甘小二:1970年生于河南新乡。1992年毕业于河南财经学院工商管理系;1998年毕业于北京电影学院文学系;在校期间曾拍摄短片《女人范梨花》(BETA,30分钟)、《文学系女生跳楼事件》(DV,30分钟)、《眺望》(DV,18分钟)、《核桃》(DV,40分钟)。毕业后在广州华南师范大学艺术教育中心任教至今;2000年10月创立第七封印电影作业坊, 2002年9月用DV完成第一部故事长片《山清水秀》。

导演自述:气质和语感

  香港有份电影杂志叫《影响》,多棒的名字!概括了周传基一辈子都在说的问题,也是每个电影人都要面对的问题。它指向的是电影语言,电影的本体。

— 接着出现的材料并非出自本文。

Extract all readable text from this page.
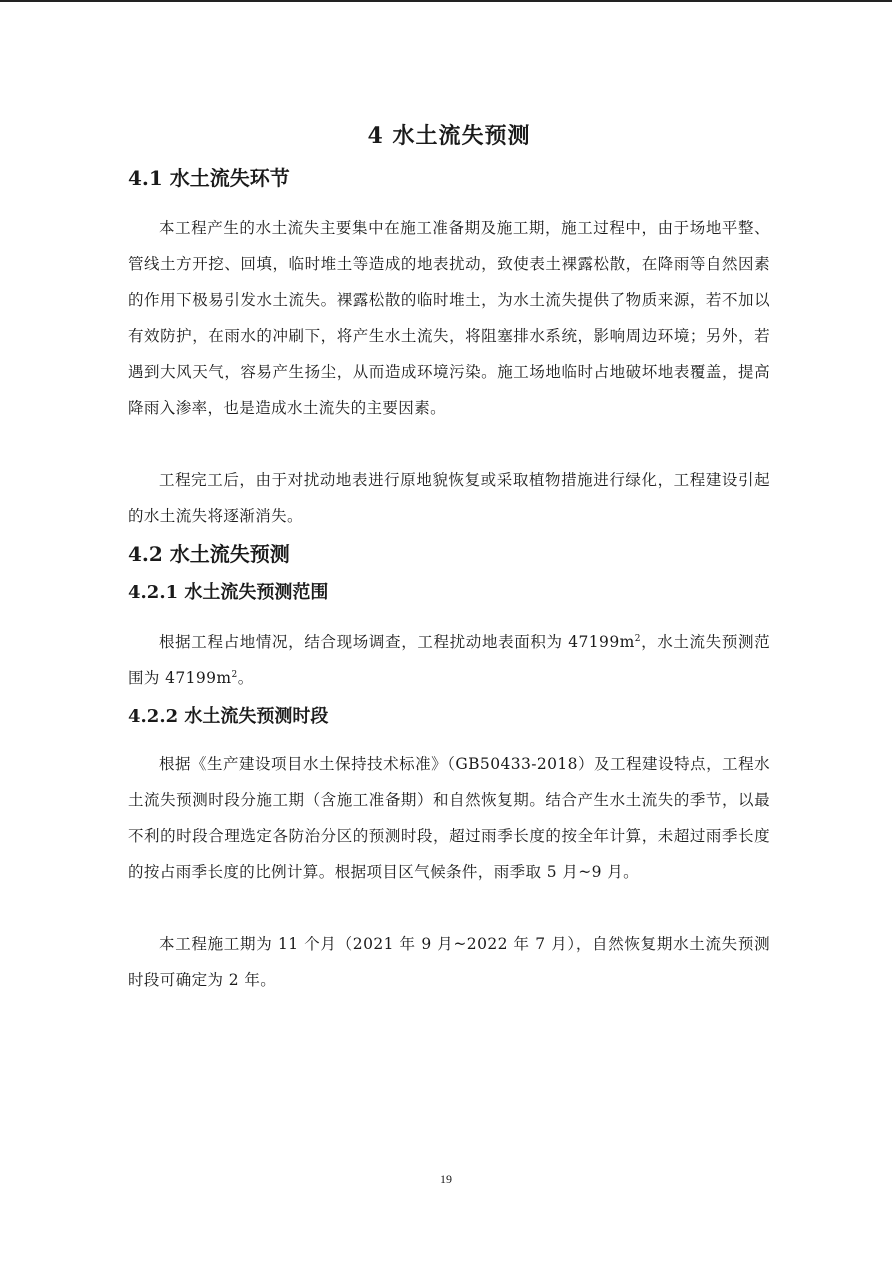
4 水土流失预测
4.1 水土流失环节
本工程产生的水土流失主要集中在施工准备期及施工期，施工过程中，由于场地平整、管线土方开挖、回填，临时堆土等造成的地表扰动，致使表土裸露松散，在降雨等自然因素的作用下极易引发水土流失。裸露松散的临时堆土，为水土流失提供了物质来源，若不加以有效防护，在雨水的冲刷下，将产生水土流失，将阻塞排水系统，影响周边环境；另外，若遇到大风天气，容易产生扬尘，从而造成环境污染。施工场地临时占地破坏地表覆盖，提高降雨入渗率，也是造成水土流失的主要因素。
工程完工后，由于对扰动地表进行原地貌恢复或采取植物措施进行绿化，工程建设引起的水土流失将逐渐消失。
4.2 水土流失预测
4.2.1 水土流失预测范围
根据工程占地情况，结合现场调查，工程扰动地表面积为 $47199m^2$，水土流失预测范围为 $47199m^2$。
4.2.2 水土流失预测时段
根据《生产建设项目水土保持技术标准》（GB50433-2018）及工程建设特点，工程水土流失预测时段分施工期（含施工准备期）和自然恢复期。结合产生水土流失的季节，以最不利的时段合理选定各防治分区的预测时段，超过雨季长度的按全年计算，未超过雨季长度的按占雨季长度的比例计算。根据项目区气候条件，雨季取 5 月~9 月。
本工程施工期为 11 个月（2021 年 9 月~2022 年 7 月），自然恢复期水土流失预测时段可确定为 2 年。
19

  2002年5月,我在北京,杜庆春叮咛我好几遍,熟悉他的人都知道,他不喜欢重复,但他真的对我说了好几遍:“记住,先排戏,后分镜”。

  这不仅仅是一个工序的问题,有些导演喜欢严格按照分镜头来拍,有些喜欢在现场即兴,更多地是兼容两者吧,我属于这更多数的。
这句话后面潜藏的,却是更为重要的电影的观念,作者和作品的关系,作者的看和听,阅读现场、阅读戏的能力,在确定了一个基本的观看原则之后,作品才会在深层的气质上统一。

  我的执行导演隋继岩,和我的合作不错,但开拍前,我和小隋发生了激烈冲突。

  小隋:“大大方方补肾,镜头该怎么着,就怎么着,该煽就煽,激烈的就推上去”。

  我不喜欢那样,我喜欢越是激烈的,就越远离,在某些安静的时刻,反倒可以来个特写什么的。

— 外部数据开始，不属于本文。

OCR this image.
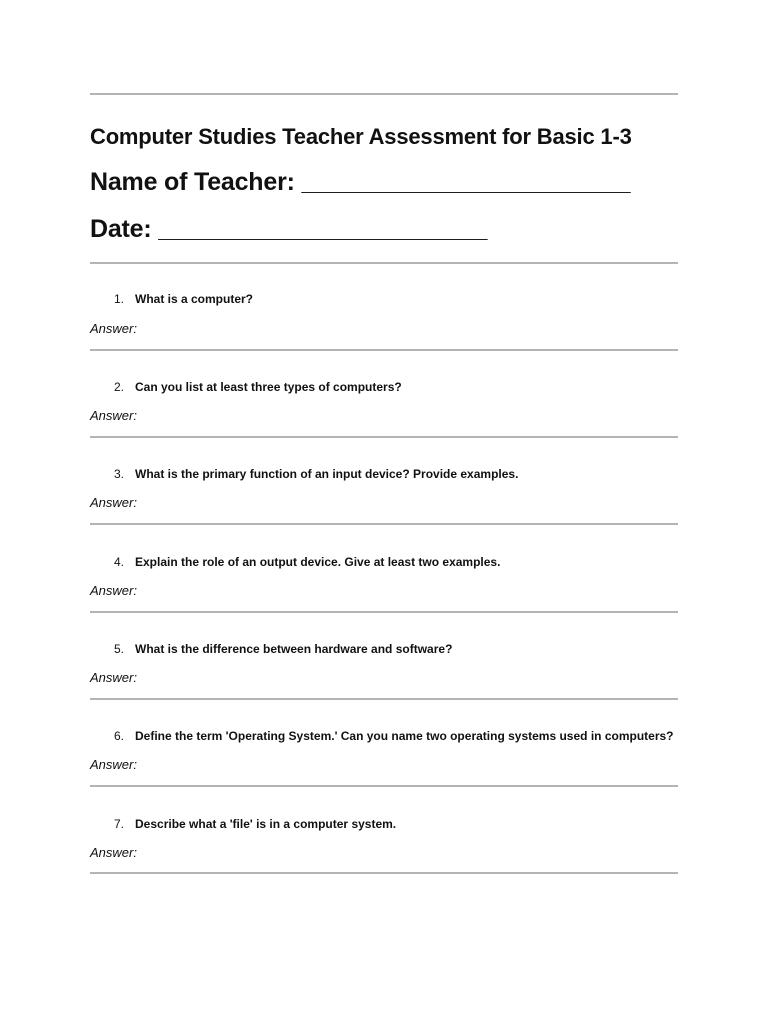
Computer Studies Teacher Assessment for Basic 1-3
Name of Teacher: ________________________
Date: ________________________
1. What is a computer?
Answer:
2. Can you list at least three types of computers?
Answer:
3. What is the primary function of an input device? Provide examples.
Answer:
4. Explain the role of an output device. Give at least two examples.
Answer:
5. What is the difference between hardware and software?
Answer:
6. Define the term 'Operating System.' Can you name two operating systems used in computers?
Answer:
7. Describe what a 'file' is in a computer system.
Answer:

  暗涌——这是海洋的一种特质,对不起,我不敢以海洋自况,只是喜欢。

  我不要那种感情顶点的顷刻。

甘小二访谈:我想拍人的软弱

ArtWorld:你的电影故事是不是来自于《南方周末》的报道?

甘小二:来自很多报纸,比如后面警察把孩子弄回来的情节,来自《南方都市报》。记得报纸上说是“狠心母丧尽天良”,警察将孩子“救离虎口”云云,我感到心痛。我听到关于影片此处的谈论,说“太他妈讽刺了”,我更加心痛。在景别上,我从来不想使用特写,就是不想去讽刺,不想去做标枪或者匕首什么的。我爱他们,爱作为人的警察、校长、女歌手,同时知道这是社会共犯的必然结果。在共犯这个问题上,我不认为谁可以闪,其实,在末日审判那里,也没有谁可以闪得开,只是上帝彰显救恩,赦免了我们的罪而已。

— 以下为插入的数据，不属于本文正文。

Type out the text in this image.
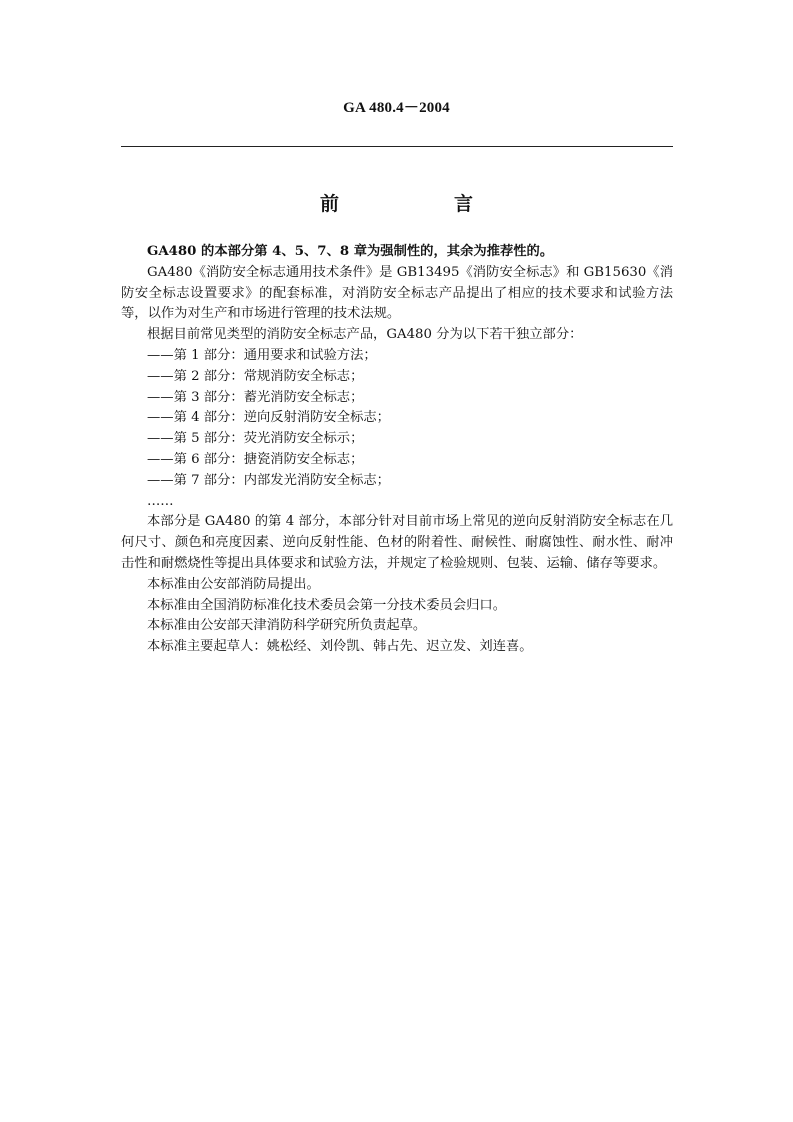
GA 480.4－2004
前　言

GA480 的本部分第 4、5、7、8 章为强制性的，其余为推荐性的。

GA480《消防安全标志通用技术条件》是 GB13495《消防安全标志》和 GB15630《消防安全标志设置要求》的配套标准，对消防安全标志产品提出了相应的技术要求和试验方法等，以作为对生产和市场进行管理的技术法规。

根据目前常见类型的消防安全标志产品，GA480 分为以下若干独立部分：

——第 1 部分：通用要求和试验方法；

——第 2 部分：常规消防安全标志；

——第 3 部分：蓄光消防安全标志；

——第 4 部分：逆向反射消防安全标志；

——第 5 部分：荧光消防安全标示；

——第 6 部分：搪瓷消防安全标志；

——第 7 部分：内部发光消防安全标志；

……

本部分是 GA480 的第 4 部分，本部分针对目前市场上常见的逆向反射消防安全标志在几何尺寸、颜色和亮度因素、逆向反射性能、色材的附着性、耐候性、耐腐蚀性、耐水性、耐冲击性和耐燃烧性等提出具体要求和试验方法，并规定了检验规则、包装、运输、储存等要求。

本标准由公安部消防局提出。

本标准由全国消防标准化技术委员会第一分技术委员会归口。

本标准由公安部天津消防科学研究所负责起草。

本标准主要起草人：姚松经、刘伶凯、韩占先、迟立发、刘连喜。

ArtWorld:你对农民的了解除了报纸,还来自于什么地方?

甘小二:我在农村生活到高中毕业。但我并不因此具有对中国农民的真正了解和发言权。有朋友说《山清水秀》里的农民穿的衣服太干净,时尚。事实上,我们本来还给阿水准备了一件T恤呢,上面印有一个人挥打高尔夫球的英姿,那就是小武的西装,和那个卡拉OK里面的世界。

ArtWorld:为什么把主人公的身份设定为农民呢?这样一个故事不一定是农民的,也可以是国家干部,退伍军人或者教师。

甘小二:如果说得崇高一点,可能是缘于一种使命感,对某一部分人的关注。对于这种关注可能争执很大,就是你以为你是谁呀?但后来拍的时候,我觉得拍什么人不重要。就像上课的时候有学生问我,应该怎样来看电影,我说别的回答不了,只能回答一句话,就是一个好的观众可以从电影里看到自己。那并不是一个另外的世界,一群另外的别人。可能作为一个作者也是这样的。在更深的层面上,和自己的身份,从事的职业关系都不大。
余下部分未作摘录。